Quan grinste und trank einen weiteren Schluck seiner gemopsten Cola. «Also rennt mein Bruder durch die Straßen von Silicon Valley wie ein böser asiatischer Terminator. Gefällt mir.»
Die seltsame Vorstellung ließ Khai zögern, und gerade als er den Mund aufmachte, um etwas zu erwidern, verkündete eine vertraute Stimme vor dem Haus auf Vietnamesisch: «Hier, hier, hier, hier, ich habe jede Menge Essen. Helft mir, es reinzutragen.» Seine Mom sprach nie Englisch, außer wenn es absolut notwendig war. Im Grunde sprach sie nur mit dem Hygienekontrolleur in ihrem Restaurant Englisch.
«Was?», fragte Khai auf Englisch.
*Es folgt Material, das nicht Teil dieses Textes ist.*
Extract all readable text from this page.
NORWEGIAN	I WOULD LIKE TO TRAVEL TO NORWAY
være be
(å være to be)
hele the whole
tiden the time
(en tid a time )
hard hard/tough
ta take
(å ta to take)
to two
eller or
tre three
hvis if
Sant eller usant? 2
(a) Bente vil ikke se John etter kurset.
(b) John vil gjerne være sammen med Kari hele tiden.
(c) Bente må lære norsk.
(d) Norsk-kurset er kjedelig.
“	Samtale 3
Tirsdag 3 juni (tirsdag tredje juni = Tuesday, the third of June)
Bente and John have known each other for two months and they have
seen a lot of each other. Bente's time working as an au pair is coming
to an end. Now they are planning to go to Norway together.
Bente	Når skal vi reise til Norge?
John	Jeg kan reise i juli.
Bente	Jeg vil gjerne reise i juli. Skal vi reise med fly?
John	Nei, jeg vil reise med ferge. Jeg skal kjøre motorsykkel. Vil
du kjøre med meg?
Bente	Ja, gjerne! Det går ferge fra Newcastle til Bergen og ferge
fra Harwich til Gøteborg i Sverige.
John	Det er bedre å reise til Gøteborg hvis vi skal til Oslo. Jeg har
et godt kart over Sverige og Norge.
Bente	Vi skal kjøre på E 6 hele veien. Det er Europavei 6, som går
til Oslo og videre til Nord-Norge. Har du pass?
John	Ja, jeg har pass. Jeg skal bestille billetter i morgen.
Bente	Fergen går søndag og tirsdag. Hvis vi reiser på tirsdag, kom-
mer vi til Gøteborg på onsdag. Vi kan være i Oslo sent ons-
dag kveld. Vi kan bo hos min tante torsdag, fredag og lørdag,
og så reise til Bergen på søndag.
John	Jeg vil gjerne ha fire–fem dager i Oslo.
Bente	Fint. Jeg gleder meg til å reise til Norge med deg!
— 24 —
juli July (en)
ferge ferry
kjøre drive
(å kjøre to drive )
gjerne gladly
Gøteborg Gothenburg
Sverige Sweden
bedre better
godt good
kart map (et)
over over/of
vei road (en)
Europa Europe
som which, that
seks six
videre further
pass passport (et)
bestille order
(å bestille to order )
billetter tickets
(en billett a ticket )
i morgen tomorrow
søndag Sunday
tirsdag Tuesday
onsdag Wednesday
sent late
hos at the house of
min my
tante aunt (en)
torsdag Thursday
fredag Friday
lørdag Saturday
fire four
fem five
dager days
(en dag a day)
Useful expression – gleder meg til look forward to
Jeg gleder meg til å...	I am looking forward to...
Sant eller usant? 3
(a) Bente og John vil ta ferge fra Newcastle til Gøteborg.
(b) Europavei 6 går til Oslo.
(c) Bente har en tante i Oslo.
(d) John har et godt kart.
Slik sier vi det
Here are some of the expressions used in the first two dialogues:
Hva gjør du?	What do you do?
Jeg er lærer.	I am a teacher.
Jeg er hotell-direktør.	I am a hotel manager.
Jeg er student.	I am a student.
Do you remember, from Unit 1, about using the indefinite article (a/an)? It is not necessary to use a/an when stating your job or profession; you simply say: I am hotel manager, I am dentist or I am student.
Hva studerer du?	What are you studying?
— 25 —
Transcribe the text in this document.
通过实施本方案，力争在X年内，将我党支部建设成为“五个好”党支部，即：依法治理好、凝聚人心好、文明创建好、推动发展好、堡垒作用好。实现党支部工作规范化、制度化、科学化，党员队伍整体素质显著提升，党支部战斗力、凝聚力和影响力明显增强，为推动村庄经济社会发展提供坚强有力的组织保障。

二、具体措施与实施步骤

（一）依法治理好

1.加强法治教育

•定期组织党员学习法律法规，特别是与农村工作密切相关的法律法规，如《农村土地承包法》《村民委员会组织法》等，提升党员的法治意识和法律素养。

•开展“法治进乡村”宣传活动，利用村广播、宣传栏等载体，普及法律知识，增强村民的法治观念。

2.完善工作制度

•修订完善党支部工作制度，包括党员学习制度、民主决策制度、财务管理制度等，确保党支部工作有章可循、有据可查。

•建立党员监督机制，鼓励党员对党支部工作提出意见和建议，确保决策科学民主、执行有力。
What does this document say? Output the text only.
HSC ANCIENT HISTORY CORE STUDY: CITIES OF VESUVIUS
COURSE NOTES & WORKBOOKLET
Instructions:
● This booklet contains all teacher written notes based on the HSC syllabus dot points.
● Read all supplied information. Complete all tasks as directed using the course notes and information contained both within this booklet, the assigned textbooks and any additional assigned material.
Er konnte tatsächlich kein Vietnamesisch sprechen, auch wenn er es einigermaßen verstand. «Ich habe doch noch jede Menge Essen. Ich werde anfangen, Obdachlose damit zu verköstigen, wenn du -»
Seine Mom erschien mit einem stolzen Lächeln und drei Kisten Mangos in der Tür. «Hi, con!»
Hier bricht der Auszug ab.